Apesar de toda essa discriminação, pelo que Stela pôde observar, não houve, entre as crianças, quem se afastasse do candomblé nesses 20 anos. Pelo contrário. “No candomblé, elas têm um aprendizado muito rico, e gostam muito disso. Nos terreiros não há crianças infelizes. Nunca vi ninguém carregando à força uma criança para o terreiro, obrigando a freqüentar. Só permanece quem quer. Elas ficam tristes é na escola, com a discriminação por que passam”, pondera Stela.

 

Segundo a autora, seu livro, que está sendo lançado na Uerj esta semana, vem tendo boa aceitação, embora reconheça, que às vezes, entre acadêmicos, o tema seja visto com certa desconfiança. “Tem gente que torce o nariz. Até já me perguntaram o que candomblé tem a ver com educação. Mas o candomblé é uma religião que tem muito a ensinar à educação. Educação como rede de conhecimento, em que as crianças aprendem a língua yorubá, conhecem os mitos, as ervas, são ensinadas sobre o respeito à natureza. Tudo isso é um conhecimento importante. É também uma religião que não discrimina ninguém por raça, por orientação religiosa ou sexual, nem as famílias formadas a partir disso. Aprender conteúdos é importante na escola, mas, para mim, aprender a não ser racista, não discriminar religiões ou a ser homofóbico, por exemplo, é um aprendizado mais importante do que matemática, português, química. E é isso que o candomblé faz.”

Para Stela, toda essa discussão tem que fazer parte do curso de formação de professores, que é onde se forma aqueles que ensinam. “Também acho que não pode haver ensino religioso em escolas públicas. A religião é bem-vinda na escola, mas é mais um desafio ao professor reconhecer as diferenças, aprender a conviver. O que não se precisa é de uma disciplina de ensino religioso, com hegemonia católica e neopentencostal”, critica.
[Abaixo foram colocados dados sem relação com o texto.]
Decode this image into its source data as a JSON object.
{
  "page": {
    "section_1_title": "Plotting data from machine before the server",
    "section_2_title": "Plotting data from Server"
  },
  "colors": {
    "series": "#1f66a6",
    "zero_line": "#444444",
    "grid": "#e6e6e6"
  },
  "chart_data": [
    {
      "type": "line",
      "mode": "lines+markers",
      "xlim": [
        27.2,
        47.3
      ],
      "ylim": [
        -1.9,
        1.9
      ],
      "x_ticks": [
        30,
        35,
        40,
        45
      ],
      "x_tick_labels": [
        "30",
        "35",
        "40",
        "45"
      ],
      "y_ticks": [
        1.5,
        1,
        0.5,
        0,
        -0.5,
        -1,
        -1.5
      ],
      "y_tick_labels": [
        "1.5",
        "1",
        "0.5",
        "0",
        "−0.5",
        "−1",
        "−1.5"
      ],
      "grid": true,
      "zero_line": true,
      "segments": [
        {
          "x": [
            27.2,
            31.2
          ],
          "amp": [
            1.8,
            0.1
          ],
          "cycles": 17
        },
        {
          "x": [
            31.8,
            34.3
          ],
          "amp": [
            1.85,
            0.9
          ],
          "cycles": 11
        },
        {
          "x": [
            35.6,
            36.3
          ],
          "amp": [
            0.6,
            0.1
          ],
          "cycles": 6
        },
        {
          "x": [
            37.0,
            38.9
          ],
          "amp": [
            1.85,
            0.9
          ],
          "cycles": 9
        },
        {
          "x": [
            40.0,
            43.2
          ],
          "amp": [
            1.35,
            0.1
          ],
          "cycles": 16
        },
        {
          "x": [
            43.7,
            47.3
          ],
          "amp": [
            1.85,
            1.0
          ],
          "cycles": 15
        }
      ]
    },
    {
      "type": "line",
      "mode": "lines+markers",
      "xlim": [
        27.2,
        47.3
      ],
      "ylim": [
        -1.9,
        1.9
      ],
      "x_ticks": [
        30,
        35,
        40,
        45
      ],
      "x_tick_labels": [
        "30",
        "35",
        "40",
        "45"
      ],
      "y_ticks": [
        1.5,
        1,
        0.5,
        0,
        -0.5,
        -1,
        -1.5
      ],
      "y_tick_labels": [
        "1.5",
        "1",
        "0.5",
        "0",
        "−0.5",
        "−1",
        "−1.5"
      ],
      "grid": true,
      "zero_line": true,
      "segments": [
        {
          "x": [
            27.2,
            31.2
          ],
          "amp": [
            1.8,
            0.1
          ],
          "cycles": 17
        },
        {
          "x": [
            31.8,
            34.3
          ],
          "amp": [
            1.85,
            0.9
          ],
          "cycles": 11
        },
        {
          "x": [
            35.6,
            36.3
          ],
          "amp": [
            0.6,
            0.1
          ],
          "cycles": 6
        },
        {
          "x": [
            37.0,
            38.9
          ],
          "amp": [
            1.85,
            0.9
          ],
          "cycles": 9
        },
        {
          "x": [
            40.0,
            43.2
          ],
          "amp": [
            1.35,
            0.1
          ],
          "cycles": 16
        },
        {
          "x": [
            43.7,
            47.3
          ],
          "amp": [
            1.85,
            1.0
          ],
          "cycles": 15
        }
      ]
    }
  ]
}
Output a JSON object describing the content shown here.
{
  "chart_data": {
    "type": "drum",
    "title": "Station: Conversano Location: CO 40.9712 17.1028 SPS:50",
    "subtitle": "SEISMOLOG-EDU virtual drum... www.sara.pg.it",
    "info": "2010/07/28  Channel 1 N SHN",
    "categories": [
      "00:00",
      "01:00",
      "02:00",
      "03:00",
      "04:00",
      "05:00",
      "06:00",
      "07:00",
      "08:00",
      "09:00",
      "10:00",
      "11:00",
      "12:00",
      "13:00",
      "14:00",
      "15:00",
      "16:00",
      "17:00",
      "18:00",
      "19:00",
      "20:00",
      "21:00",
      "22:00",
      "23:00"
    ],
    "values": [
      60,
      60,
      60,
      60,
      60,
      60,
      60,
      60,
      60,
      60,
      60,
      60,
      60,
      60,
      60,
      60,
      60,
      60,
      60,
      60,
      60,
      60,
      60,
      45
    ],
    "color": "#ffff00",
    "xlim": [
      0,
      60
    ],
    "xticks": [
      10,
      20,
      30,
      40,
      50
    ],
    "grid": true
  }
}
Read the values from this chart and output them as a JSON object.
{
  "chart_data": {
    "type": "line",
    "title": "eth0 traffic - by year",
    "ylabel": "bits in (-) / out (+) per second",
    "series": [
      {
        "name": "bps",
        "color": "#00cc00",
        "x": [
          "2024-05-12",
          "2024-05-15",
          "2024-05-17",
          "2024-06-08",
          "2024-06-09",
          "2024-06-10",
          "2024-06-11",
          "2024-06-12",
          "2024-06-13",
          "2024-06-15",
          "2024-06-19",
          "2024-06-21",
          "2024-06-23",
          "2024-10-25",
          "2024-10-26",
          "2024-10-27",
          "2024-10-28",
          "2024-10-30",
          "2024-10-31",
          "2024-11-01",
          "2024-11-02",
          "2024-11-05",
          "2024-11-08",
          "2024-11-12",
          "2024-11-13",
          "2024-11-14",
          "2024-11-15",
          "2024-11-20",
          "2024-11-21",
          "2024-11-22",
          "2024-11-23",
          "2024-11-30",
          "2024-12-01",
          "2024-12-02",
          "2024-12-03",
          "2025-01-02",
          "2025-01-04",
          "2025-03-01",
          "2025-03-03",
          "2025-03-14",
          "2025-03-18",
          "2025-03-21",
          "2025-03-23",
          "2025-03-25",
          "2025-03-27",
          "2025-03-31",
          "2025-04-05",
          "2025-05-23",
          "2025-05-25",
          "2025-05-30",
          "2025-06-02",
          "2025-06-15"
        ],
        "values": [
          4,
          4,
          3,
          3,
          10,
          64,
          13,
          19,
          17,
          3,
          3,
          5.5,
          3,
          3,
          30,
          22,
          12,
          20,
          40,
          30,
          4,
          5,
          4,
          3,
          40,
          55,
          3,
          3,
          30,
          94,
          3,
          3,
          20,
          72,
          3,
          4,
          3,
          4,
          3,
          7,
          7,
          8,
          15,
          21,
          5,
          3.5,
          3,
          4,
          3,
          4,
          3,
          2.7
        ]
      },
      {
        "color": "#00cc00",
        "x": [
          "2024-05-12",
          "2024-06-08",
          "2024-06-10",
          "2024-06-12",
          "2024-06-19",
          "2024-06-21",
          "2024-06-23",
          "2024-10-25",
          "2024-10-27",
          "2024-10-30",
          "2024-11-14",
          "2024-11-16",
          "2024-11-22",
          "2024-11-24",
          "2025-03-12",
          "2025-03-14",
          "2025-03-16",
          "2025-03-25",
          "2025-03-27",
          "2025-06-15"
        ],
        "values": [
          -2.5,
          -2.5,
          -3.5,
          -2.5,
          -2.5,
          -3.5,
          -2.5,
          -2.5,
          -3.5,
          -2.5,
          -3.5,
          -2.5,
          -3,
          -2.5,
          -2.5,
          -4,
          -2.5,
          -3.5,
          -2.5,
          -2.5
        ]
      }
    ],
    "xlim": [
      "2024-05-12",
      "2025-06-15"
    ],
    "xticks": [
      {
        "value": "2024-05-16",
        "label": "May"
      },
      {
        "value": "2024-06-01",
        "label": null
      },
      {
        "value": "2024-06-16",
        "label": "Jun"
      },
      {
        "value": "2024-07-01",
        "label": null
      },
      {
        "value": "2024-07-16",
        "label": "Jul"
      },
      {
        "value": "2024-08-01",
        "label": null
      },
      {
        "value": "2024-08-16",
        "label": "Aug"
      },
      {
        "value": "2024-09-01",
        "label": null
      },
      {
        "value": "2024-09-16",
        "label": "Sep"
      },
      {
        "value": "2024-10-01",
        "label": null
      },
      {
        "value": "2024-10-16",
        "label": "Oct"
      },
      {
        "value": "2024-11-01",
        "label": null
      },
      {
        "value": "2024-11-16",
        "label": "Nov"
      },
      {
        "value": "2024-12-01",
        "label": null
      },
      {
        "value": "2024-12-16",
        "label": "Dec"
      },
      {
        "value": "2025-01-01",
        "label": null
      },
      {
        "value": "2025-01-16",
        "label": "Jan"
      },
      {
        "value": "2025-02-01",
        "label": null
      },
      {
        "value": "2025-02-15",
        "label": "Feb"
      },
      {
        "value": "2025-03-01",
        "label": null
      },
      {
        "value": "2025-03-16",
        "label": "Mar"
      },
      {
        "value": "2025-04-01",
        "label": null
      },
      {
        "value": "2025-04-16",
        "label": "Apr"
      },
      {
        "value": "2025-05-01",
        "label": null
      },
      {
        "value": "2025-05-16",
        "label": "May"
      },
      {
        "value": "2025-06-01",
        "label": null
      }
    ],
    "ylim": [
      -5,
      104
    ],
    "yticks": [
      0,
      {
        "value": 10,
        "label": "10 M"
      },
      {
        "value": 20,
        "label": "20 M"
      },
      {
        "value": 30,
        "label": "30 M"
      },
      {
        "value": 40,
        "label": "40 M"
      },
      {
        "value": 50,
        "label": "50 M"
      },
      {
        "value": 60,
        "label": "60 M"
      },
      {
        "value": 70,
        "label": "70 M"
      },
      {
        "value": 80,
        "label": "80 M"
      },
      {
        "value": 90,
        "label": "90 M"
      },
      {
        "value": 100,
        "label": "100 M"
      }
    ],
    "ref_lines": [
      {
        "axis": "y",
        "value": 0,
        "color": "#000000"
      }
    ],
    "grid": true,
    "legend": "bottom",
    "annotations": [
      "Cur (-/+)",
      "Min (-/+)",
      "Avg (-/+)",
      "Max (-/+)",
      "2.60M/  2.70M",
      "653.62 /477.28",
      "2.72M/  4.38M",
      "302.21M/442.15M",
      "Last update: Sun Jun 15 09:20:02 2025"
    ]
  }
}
Enquanto não há mudanças visíveis por este lado, a pesquisadora percebeu transformações bastante palpáveis do outro. “Vejo isso no comportamento de alguns adeptos do candomblé. Crianças que, no início, não queriam ser identificadas, com medo da discriminação, no decorrer desses anos, mudaram o comportamento. Passaram a de assumir mais, a militar nos movimentos sociais, sem vergonha de sua cor nem de sua cultura.” Tauana é uma delas. Se no começo da pesquisa, preferia ser identificada como Michele, agora afirma com orgulho: “Sou ekedi, que é a minha função no terreiro, sou negra, tenho cabelo crespo e sou percussionista do grupo Orumilá.” E quando a pesquisadora pergunta o que a ajudou a mudar, se foi a escola, ela responde de imediato: “Não, pelo contrário. Se dependesse da escola, eu continuaria com vergonha da minha cultura e da minha cor. O que ajudou mesmo foram os movimentos negros e, claro, o terreiro.”